Truly, Gensokyo had been paradise.
"It's been a couple of centuries since I tore Kaguya's head off," she said. "She gets even smugger than usual if I don't beat it out of her. Trust me, you don't want to meet her when she's given time to get smug."
"I wouldn't dream of it." Yukari was nowhere to be seen, but Mokou knew she was close by. She always was. "I can take you directly to her and bring you back once you're done letting off steam."
"I'd rather spend some time on the outside anyway. I don't want to lose my touch."
"I see."
Much like the youkai of the original Gensokyo had become softer, more comprehensible, more human in every way, Yukari too had changed, but in the opposite direction: she still wore the skin of who she had once been, but whatever lurked beneath it was anyone's guess. If there had ever been anyone who had crossed one border too many, well...
Mokou smiled. Who was she to judge?
"I'll come back later," she said. "I like the peacefulness here."
"It's a good place to rest." If Mokou hadn't known better, she would have called Yukari's tone wistful.
Mokou closed her eyes and leaned backwards. The back of her head met with Yukari's lap and stayed there until she drifted off, unsure what kind of a hell she would awaken in next, but certain it would be no worse than what she had left behind.
Maybe the truth is obvious to whoever's reading this, but for all the time I spent with her, I never did figure out just what Yukari was. She was inscrutable like someone who had long since crossed the border between youkai and goddess, and then the border between goddess and whatever lies beyond, but then she would turn around and act so human in ways I had long since forgotten how.
I have to assume that for all her stupendous powers, she had once, long ago, started off as a human. Not that it matters. Any traces of humanity that clung to her eroded over the years, ground away like all earthly things not tainted by the Hourai Elixir.

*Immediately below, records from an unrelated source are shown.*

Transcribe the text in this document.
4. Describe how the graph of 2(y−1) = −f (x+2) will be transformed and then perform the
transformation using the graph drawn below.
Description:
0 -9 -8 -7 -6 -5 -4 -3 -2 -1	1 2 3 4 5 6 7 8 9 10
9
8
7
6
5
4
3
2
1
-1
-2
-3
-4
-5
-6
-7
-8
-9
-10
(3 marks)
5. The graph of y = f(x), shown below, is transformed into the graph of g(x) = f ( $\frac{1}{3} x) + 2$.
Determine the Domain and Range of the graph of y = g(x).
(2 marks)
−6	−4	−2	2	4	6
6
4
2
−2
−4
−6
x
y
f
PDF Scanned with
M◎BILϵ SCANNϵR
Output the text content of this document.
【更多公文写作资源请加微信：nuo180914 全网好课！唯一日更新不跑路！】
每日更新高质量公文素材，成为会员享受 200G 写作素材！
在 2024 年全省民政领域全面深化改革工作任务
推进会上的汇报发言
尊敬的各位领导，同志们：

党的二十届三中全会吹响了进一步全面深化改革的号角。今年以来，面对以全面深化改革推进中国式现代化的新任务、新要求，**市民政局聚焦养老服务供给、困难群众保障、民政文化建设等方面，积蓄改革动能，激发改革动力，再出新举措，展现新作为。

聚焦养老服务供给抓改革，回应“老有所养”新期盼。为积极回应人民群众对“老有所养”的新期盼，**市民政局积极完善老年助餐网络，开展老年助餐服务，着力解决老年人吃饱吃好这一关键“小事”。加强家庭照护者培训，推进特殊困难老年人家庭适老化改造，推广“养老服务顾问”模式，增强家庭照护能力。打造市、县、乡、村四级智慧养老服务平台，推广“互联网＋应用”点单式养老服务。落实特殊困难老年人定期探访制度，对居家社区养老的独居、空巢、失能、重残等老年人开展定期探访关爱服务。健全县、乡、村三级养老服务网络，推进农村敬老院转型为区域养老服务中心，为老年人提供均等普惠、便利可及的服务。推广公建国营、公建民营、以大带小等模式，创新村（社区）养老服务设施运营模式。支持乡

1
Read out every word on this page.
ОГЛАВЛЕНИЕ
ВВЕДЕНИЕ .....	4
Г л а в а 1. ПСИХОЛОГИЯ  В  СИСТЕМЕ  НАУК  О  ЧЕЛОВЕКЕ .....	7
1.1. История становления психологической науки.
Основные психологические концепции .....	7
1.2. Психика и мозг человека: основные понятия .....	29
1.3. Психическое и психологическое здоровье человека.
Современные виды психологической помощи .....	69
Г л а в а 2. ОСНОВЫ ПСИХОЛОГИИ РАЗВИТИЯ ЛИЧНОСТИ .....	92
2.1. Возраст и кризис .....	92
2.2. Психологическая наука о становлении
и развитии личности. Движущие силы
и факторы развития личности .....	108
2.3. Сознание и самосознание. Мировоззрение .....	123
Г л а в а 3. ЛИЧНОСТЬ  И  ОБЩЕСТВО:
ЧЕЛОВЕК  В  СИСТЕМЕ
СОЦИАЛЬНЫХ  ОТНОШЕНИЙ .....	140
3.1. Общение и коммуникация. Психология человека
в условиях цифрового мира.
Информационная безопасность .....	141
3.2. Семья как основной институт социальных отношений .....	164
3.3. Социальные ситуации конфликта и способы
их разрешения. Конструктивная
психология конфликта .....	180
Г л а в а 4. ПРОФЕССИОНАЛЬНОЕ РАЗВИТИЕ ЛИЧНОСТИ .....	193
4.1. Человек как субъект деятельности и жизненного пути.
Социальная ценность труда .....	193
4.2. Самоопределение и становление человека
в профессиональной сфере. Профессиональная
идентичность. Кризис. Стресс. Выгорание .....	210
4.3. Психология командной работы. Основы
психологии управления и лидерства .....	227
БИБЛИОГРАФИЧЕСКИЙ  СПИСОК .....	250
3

Whatever she was and whatever she became, I didn't see her again. She may have died. She may have decided to remain in her Gensokyo for rest of eternity. If I had to make a real guess, however, I would she reached the borders of reality and crossed to worlds past my comprehension. If so, I wish her all the best.
It's only sometimes that I wonder what I would have done if she had asked me to join her on her journey. I still don't have a conclusive answer.
But then, it has long since ceased to matter.